Ho mentito a me stessa per mesi. L'ho fatto con l'idea di proteggermi e, invece, ho finito per essere la mia peggior nemica.
Ho avuto paura e per questo mi sono autocondannata, credendo che chiudermi in me stessa potesse tutelarmi quando, in realtà, non ha fatto altro che aiutare le mie ferite a non rimarginarsi.
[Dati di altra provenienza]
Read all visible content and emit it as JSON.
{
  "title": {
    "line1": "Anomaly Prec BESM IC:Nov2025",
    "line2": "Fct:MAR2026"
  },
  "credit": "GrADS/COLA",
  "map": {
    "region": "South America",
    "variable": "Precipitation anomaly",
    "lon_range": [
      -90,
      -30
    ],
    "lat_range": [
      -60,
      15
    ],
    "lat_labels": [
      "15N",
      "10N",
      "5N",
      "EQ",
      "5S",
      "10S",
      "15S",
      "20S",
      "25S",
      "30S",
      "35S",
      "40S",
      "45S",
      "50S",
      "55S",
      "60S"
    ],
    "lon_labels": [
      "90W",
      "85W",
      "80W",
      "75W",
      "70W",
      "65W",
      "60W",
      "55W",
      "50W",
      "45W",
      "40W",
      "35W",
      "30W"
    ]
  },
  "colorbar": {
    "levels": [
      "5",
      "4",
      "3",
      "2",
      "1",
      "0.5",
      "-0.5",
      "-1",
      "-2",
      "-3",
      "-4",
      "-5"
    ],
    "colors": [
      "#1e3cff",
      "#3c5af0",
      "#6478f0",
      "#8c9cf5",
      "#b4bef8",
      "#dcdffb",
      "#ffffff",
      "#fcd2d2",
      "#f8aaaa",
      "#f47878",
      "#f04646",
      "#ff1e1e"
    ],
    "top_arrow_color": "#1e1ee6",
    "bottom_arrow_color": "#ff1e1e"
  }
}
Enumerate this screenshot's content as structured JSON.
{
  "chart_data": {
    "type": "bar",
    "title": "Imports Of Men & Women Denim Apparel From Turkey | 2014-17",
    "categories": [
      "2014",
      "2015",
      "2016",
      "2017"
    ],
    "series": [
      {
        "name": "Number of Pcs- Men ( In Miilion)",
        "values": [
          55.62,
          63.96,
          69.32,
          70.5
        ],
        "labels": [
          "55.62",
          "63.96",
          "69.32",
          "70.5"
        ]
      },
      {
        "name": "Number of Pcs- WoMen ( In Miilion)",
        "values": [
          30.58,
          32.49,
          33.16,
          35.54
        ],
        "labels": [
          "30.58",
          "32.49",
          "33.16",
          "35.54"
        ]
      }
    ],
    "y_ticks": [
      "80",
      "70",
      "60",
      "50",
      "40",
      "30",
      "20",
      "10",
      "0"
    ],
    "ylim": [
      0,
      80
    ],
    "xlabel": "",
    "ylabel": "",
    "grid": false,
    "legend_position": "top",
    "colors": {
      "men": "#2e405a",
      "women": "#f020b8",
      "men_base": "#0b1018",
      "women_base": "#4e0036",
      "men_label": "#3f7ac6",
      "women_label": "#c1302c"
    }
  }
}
Ho passato un periodo d'inferno credendo fosse colpa di Blaise, invece era solo colpa mia, perché gli ho permesso di avere ancora un ascendente su di me. Credevo di essere condizionata dalla paura di dimenticarlo, ero convinta di amarlo ancora.
Non ti amo più.
E, invece, ero terrorizzata dall'idea di liberarmi per sempre della sua presenza. Da quello che aveva rappresentato. Ero convinta che fosse lui a tenermi incatenata al passato, invece sono stata io la carceriera di me stessa, perché il futuro mi spaventa più di quello che ho vissuto.
Ed è stupido, perché mi sono privata di tanto, soprattutto di me stessa.
È bastato poco, pero, per riappropriarmi di ciò che era mio. Il sorriso, i pezzi rotti, la vita. Me.
Quattro parole, dette con una difficoltà assurda per la verità che contenevano, e il peso opprimente che mi attanagliava e inseguiva da mesi, che soffocava ogni mio passo o scelta, se n'è andato.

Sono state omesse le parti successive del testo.